Setelah diinkubasi, sebanyak 100 µl proteinase K ditambahkan ke dalam suspensi dan divortex sampai homogen. Selanjutnya suspensi diinkubasi pada suhu 55oC selama 1 jam dan dinkubasi kembali pada suhu 100oC selama 15 menit. Proses tersebut bertujuan untuk melisiskan sel bakteri dan menghilangkan protein-protein yang terkandung di dalamnya. Penambahan buffer TE berfungsi untuk menjaga kestabilan DNA pada saat melisiskan sel. Suspensi yang telah diinkubasi didinginkan dalam es sampai membeku dan di-thawing ketika selanjutnya akan disentrifus selama 5 menit 14.000 rpm pada suhu 20oC. Supernatan yang dihasilkan dipindahkan pada tabung mikrosentrifus baru, disimpan sebagai isolat DNA pada suhu -20oC. Diagram alir proses ini dapat dilihat pada Lampiran 3.
21
b)
Isolasi DNA
Salmonella
Typhimurium dengan Kit Komersial
(Berdasarkan QIAamp
®DNA Blood Mini Kit
Handbook
dengan
modifikasi Bioteknologi PROM)
Tahapan proses dengan menggunakan kit komersial dilakukan sesuai dengan anjuran dari produsen yang bersangkutan, salah satunya berdasarkan protokol/handbook
yang dikeluarkan oleh Qiagen untuk penggunaan QIAamp® DNA Blood Mini Kit dalam mengisolasi/mengekstraksi DNA mikroba. Kit tersebut terdiri dari empat jenis buffer (AW1, AW2, AE, dan AL), collection tube, dan kolom mini dimana di dalamnya terdapat filter putih. Di bawah ini (Gambar 9.) merupakan gambar kit komersial yang digunakan pada penelitian ini.

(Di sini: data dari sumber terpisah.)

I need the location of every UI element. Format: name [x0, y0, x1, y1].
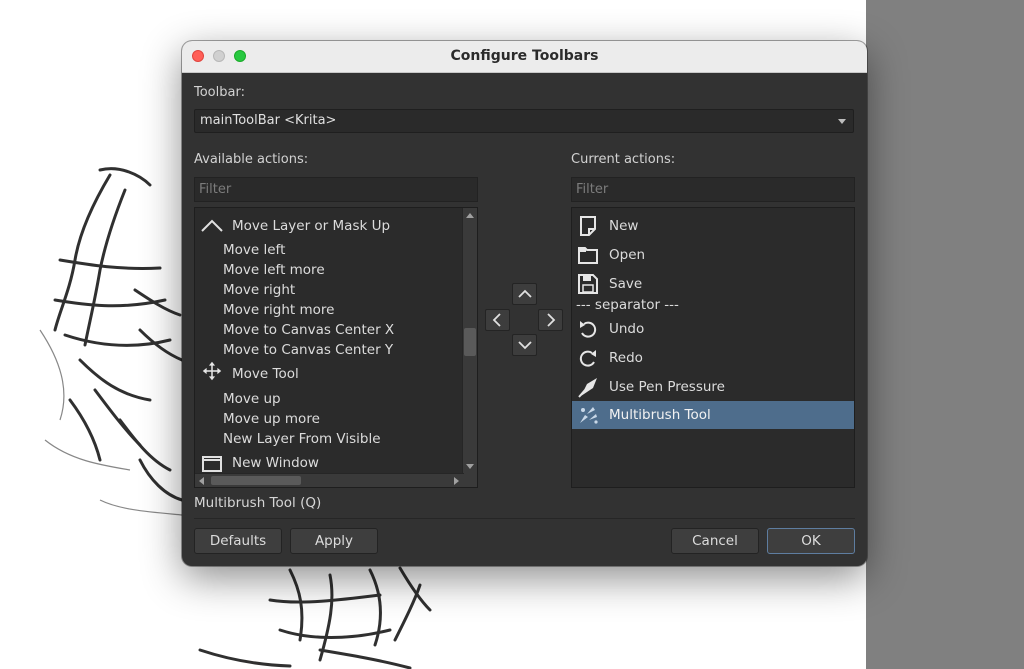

Gambar 9. Kit komersial QIAamp® DNA Blood Mini Kit (Qiagen)
Proses isolasi/ekstraksi DNA dilakukan dengan penambahan buffer AL yang dilakukan setelah penambahan proteinase K dimana bersama-sama dengan proteinase K berfungsi untuk melisiskan sel bakteri sehingga dinding sel bakteri rusak. Supernatan yang dihasilkan dari proses sentrifugasi suspensi tersebut dimasukkan ke dalam kolom mini berfilter sehingga DNA tersangkut/terikat di dalamnya. Penambahan buffer AW1 dan buffer AW2 yang dilakukan setelahnya kedalam kolom mini berfilter yang berfungsi untuk pencucian dimana proses pencucian tersebut dapat meningkatkan kemurnian DNA nantinya serta meyakinkan penghilangan kontaminan secara keseluruhan dari proses tersebut tanpa mempengaruhi pengikatan DNA pada filter.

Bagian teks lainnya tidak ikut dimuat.